The rule enounced by SwissPete seems to work in all cases, but maybe somebody will give a counterexample...


----------



## lela105

Donc, est-ce qu'on peut dire: "réussir une entreprise" (transitive)?
Ou, est-ce qu'il faut dire: "réussir dans une entreprise" (intransitive)?


----------



## SwissPete

> The rule enounced by SwissPete ...


I did not enounce any rule!  It was just a seat-of-the-pants guess...



> Donc, est-ce qu'on peut dire: "réussir une entreprise" (transitive)?
> Ou, est-ce qu'il faut dire: "réussir dans une entreprise" (intransitive)?


 
Je dirais _réussir *dans *une entreprise, *dans* une profession_.


----------



## marcolo

yes, "réussir dans", because if you say :

J'ai réussi mon entreprise

Well, everyone will understand :

I succeeded in my undertaking

Okay, but if you precise :

J'ai réussi ma société.

Well, it is incorrect, and it would mean that you succeeded in creating and developping a good firm, like you would do a cake. So "dans" is necessary, because you succeed in doing some stuffs inside your firm.


----------



## Joelline

Thank you SwissPete, lela105, and marcolo!

But, marcolo, how would you then distinguish between "I succeeded in creating/establishing a good company" and "I was successful in a good company" ?

J'ai réussi une bonne société????
J'ai réussi dans une bonne société????


----------



## marcolo

Well, "J'ai réussi une bonne société" is awkward, I think that it is better to explicit :

J'ai réussi à créer une société prospère.


----------



## yvandas

I would suggest: _J'ai réussi à créer/diriger/piloter/mener à bien..._ something, but I would say _J'ai réussi _something as was pointed out in previous comments e.g. _J'ai réussi mon examen/test/épreuve de conduite..._.


----------



## Nanoubix

> Un emploi cependant cause des hésitations quant à l’usage ou non de la préposition devant le complément. Il s’agit de l’emploi de _réussir_ avec des noms comme _examen_, _concours_, _test_, etc. On n’a longtemps accepté que la construction indirecte, c’est-à-dire avec l’emploi de la préposition _à_ : _réussir à un examen_, _à un concours_, _à un test_. Toutefois, l’emploi du verbe _réussir_ avec un complément direct s’est beaucoup étendu depuis le XIXe siècle, ce dont témoigne l’usage. Aussi la langue soignée et les dictionnaires attestent-ils maintenant la construction _réussir un examen_, qui n’en demeure pas moins critiquée par certains grammairiens. C’est donc dire que dans cet emploi les deux constructions, avec ou sans la préposition _à_, sont maintenant acceptées.
> 
> *Exemple :*
> - Au dernier trimestre, il *a réussi (à)* tous ses examens.

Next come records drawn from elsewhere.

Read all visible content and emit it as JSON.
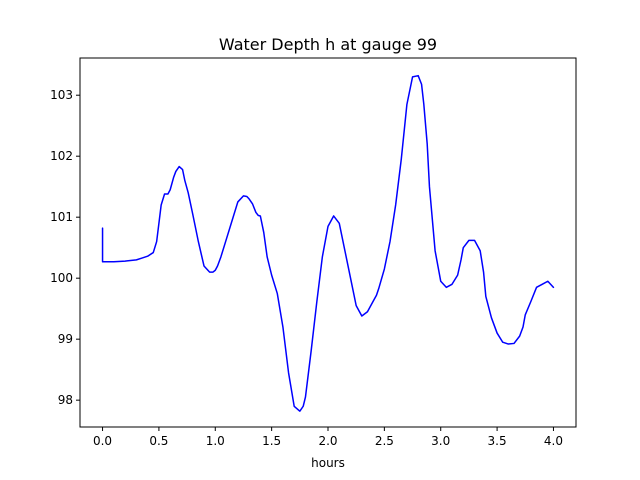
{
  "chart_data": {
    "type": "line",
    "title": "Water Depth h at gauge 99",
    "xlabel": "hours",
    "ylabel": "",
    "xlim": [
      -0.2,
      4.2
    ],
    "ylim": [
      97.56,
      103.61
    ],
    "xticks": [
      0.0,
      0.5,
      1.0,
      1.5,
      2.0,
      2.5,
      3.0,
      3.5,
      4.0
    ],
    "xtick_labels": [
      "0.0",
      "0.5",
      "1.0",
      "1.5",
      "2.0",
      "2.5",
      "3.0",
      "3.5",
      "4.0"
    ],
    "yticks": [
      98,
      99,
      100,
      101,
      102,
      103
    ],
    "ytick_labels": [
      "98",
      "99",
      "100",
      "101",
      "102",
      "103"
    ],
    "grid": false,
    "line_color": "#0000ff",
    "series": [
      {
        "x": [
          0.0,
          0.0,
          0.05,
          0.1,
          0.2,
          0.3,
          0.35,
          0.4,
          0.45,
          0.48,
          0.5,
          0.52,
          0.55,
          0.58,
          0.6,
          0.63,
          0.65,
          0.68,
          0.71,
          0.73,
          0.76,
          0.8,
          0.85,
          0.9,
          0.95,
          0.98,
          1.0,
          1.02,
          1.05,
          1.1,
          1.15,
          1.2,
          1.25,
          1.28,
          1.3,
          1.33,
          1.36,
          1.38,
          1.4,
          1.43,
          1.46,
          1.5,
          1.55,
          1.6,
          1.65,
          1.7,
          1.75,
          1.78,
          1.8,
          1.85,
          1.9,
          1.95,
          2.0,
          2.05,
          2.1,
          2.15,
          2.2,
          2.25,
          2.3,
          2.35,
          2.4,
          2.43,
          2.45,
          2.5,
          2.55,
          2.6,
          2.65,
          2.7,
          2.75,
          2.8,
          2.83,
          2.85,
          2.88,
          2.9,
          2.95,
          3.0,
          3.05,
          3.1,
          3.15,
          3.18,
          3.2,
          3.25,
          3.3,
          3.35,
          3.38,
          3.4,
          3.45,
          3.5,
          3.55,
          3.6,
          3.65,
          3.7,
          3.73,
          3.75,
          3.8,
          3.85,
          3.9,
          3.95,
          4.0
        ],
        "y": [
          100.82,
          100.27,
          100.27,
          100.27,
          100.28,
          100.3,
          100.33,
          100.36,
          100.42,
          100.6,
          100.9,
          101.2,
          101.38,
          101.38,
          101.45,
          101.65,
          101.75,
          101.83,
          101.78,
          101.6,
          101.4,
          101.05,
          100.6,
          100.2,
          100.1,
          100.1,
          100.13,
          100.2,
          100.35,
          100.65,
          100.95,
          101.25,
          101.35,
          101.34,
          101.3,
          101.22,
          101.08,
          101.03,
          101.02,
          100.75,
          100.35,
          100.05,
          99.75,
          99.2,
          98.45,
          97.9,
          97.82,
          97.9,
          98.05,
          98.8,
          99.6,
          100.35,
          100.85,
          101.02,
          100.9,
          100.45,
          100.0,
          99.55,
          99.38,
          99.45,
          99.62,
          99.72,
          99.83,
          100.15,
          100.6,
          101.2,
          101.95,
          102.85,
          103.3,
          103.32,
          103.18,
          102.85,
          102.2,
          101.5,
          100.45,
          99.95,
          99.85,
          99.9,
          100.05,
          100.3,
          100.5,
          100.62,
          100.62,
          100.45,
          100.1,
          99.7,
          99.35,
          99.1,
          98.95,
          98.92,
          98.93,
          99.05,
          99.2,
          99.4,
          99.62,
          99.85,
          99.9,
          99.95,
          99.85
        ]
      }
    ]
  }
}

Banque de dépannage linguistique - Réussir


----------



## mmesorel

Interestingly on the WR page they have both...


réussir (vtr)
(obtenir : un examen) (_exam_)pass⇒ _vtr; _do well in_ [sth] v expr  _Ex: Dans ce numéro, nous vous donnerons dix conseils pour réussir vos examens. AND réussir à
(obtenir un succès) (_exam, test_)


pass⇒ _vtr  _Ex: Il a réussi à son concours. 

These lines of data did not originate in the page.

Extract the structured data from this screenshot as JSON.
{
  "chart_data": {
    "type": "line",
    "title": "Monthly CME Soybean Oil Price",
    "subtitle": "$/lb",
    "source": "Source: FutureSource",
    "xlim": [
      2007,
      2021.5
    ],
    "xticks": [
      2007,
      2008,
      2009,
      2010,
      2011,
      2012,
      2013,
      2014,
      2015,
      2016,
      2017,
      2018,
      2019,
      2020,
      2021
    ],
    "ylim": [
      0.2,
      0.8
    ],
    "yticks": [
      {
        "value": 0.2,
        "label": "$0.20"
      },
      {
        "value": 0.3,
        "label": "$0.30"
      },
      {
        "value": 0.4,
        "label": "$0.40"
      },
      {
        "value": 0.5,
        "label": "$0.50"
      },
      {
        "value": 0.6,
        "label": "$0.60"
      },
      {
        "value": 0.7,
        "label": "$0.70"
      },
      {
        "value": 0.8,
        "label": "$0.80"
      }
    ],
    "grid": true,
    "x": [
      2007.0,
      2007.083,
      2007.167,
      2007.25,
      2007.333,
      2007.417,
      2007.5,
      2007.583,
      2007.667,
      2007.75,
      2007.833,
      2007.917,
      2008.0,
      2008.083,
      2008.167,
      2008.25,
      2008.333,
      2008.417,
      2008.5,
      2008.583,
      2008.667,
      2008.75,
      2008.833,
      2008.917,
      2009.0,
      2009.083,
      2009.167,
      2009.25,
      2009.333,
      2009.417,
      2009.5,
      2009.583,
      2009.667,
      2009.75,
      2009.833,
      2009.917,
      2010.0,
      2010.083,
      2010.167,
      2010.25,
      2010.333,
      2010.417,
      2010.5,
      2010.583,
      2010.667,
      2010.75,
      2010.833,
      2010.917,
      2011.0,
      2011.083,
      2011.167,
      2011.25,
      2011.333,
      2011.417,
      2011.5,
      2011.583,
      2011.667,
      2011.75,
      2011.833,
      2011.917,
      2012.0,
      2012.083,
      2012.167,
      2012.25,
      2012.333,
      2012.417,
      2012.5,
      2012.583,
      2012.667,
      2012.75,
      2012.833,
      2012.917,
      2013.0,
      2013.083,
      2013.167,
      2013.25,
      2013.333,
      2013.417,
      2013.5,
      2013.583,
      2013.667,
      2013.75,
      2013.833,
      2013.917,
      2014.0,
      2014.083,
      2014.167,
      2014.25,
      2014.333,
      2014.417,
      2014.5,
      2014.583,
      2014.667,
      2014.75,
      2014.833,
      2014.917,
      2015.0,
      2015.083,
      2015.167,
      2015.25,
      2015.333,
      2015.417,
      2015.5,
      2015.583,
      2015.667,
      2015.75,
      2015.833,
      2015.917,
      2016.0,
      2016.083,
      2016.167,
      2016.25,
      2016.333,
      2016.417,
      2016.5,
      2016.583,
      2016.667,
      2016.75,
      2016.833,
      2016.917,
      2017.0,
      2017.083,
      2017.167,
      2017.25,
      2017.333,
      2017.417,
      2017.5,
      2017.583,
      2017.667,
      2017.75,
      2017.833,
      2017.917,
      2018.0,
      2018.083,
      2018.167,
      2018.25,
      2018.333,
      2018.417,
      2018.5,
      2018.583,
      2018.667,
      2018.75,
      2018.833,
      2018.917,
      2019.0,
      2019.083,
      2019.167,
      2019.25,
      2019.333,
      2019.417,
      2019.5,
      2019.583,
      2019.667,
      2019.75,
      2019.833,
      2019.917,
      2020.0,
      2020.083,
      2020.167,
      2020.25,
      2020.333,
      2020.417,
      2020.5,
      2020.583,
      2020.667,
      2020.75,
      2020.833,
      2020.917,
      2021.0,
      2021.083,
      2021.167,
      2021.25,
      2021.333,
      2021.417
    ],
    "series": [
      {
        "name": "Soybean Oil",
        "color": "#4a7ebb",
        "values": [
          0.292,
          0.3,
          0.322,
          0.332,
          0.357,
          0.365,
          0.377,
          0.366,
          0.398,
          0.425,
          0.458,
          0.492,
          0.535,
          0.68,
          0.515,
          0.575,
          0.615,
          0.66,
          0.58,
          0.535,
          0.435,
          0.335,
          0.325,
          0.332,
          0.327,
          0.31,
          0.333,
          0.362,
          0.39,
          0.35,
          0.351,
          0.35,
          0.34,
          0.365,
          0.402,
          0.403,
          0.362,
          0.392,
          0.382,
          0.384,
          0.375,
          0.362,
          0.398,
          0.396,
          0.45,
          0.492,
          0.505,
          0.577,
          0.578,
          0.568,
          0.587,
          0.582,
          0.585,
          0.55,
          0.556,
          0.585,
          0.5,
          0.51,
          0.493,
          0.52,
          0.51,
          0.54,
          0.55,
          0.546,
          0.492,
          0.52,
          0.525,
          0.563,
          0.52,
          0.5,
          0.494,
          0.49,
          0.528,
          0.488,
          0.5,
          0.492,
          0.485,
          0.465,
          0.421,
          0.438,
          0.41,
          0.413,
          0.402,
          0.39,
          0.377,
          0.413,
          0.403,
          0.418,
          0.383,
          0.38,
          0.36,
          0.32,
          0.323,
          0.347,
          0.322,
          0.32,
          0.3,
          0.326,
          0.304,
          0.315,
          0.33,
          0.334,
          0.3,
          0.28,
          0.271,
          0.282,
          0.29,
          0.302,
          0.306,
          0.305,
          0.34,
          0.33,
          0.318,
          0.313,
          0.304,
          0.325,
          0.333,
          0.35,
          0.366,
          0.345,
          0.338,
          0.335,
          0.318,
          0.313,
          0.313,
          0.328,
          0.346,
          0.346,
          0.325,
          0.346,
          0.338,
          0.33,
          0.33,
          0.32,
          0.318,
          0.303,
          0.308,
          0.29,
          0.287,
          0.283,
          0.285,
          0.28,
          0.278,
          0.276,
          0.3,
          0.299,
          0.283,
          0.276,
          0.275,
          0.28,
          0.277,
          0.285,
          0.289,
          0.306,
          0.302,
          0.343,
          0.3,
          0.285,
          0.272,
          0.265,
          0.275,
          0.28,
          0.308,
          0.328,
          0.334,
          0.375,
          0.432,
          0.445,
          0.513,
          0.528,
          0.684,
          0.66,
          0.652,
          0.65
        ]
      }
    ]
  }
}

Are both used/accepted? Is there any difference in usage or meaning? Merci d'avance.


----------



## Bezoard

The answer is in the message above yours and is still valid.


----------



## Maître Capello

There is no difference in meaning. As already suggested by the other contributors in this thread, most people would omit the preposition nowadays. In other words, _réussir un examen_ is now *a lot* more common than _réussir *à* un examen_, which sounds dated or posh.


----------



## Bezoard

I am indeed surprised how the change has been sudden and relatively recent.
Google Books Ngram Viewer


----------



## mmesorel

Interesting. Thank you, MC et Bezoard.


----------



## itka

> _réussir un examen_ is now *a lot* more common than _réussir *à* un examen_, which sounds dated or posh.


I'm not sure... It is true with the word "examen" but what about "Il a réussi au bac" ? Would you say "Il a réussi le bac" ?


----------



## Locape

Je dis en général 'Il a eu son bac'. Mais 'il réussi le bac' ne me choque pas.


----------



## Maître Capello

J'utilise aussi le possessif : _Il a réussi/eu *son* bac_.

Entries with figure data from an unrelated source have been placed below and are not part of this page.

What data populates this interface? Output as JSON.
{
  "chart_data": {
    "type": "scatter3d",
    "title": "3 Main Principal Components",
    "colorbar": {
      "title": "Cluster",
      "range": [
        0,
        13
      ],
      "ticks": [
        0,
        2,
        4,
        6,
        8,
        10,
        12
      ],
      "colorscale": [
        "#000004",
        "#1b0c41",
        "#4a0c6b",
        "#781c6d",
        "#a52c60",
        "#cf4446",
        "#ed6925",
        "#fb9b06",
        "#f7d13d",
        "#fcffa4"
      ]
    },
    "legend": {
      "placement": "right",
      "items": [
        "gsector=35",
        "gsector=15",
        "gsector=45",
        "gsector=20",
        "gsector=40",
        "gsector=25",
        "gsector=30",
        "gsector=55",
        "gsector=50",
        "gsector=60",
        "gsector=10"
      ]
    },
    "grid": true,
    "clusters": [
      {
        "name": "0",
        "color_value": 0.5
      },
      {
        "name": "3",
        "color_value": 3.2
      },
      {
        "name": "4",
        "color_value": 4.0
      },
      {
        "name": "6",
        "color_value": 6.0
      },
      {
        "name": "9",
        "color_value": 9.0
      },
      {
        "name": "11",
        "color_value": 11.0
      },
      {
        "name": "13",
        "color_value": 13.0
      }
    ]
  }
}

D'ailleurs, dirais-tu _Il a réussi *à* son bac_ ? Moi pas…


----------



## itka

> dirais-tu _Il a réussi *à* son bac_ ?


C'est ce qui se dit couramment par ici : _Il a réussi au bac,  Il a réussi à son bac... _(et bien sûr aussi _: Il a eu le/son bac_)
C'est sans doute une question d'usage régional, parce que je crois que je n'ai jamais entendu_ "Il a réussi le bac"._


----------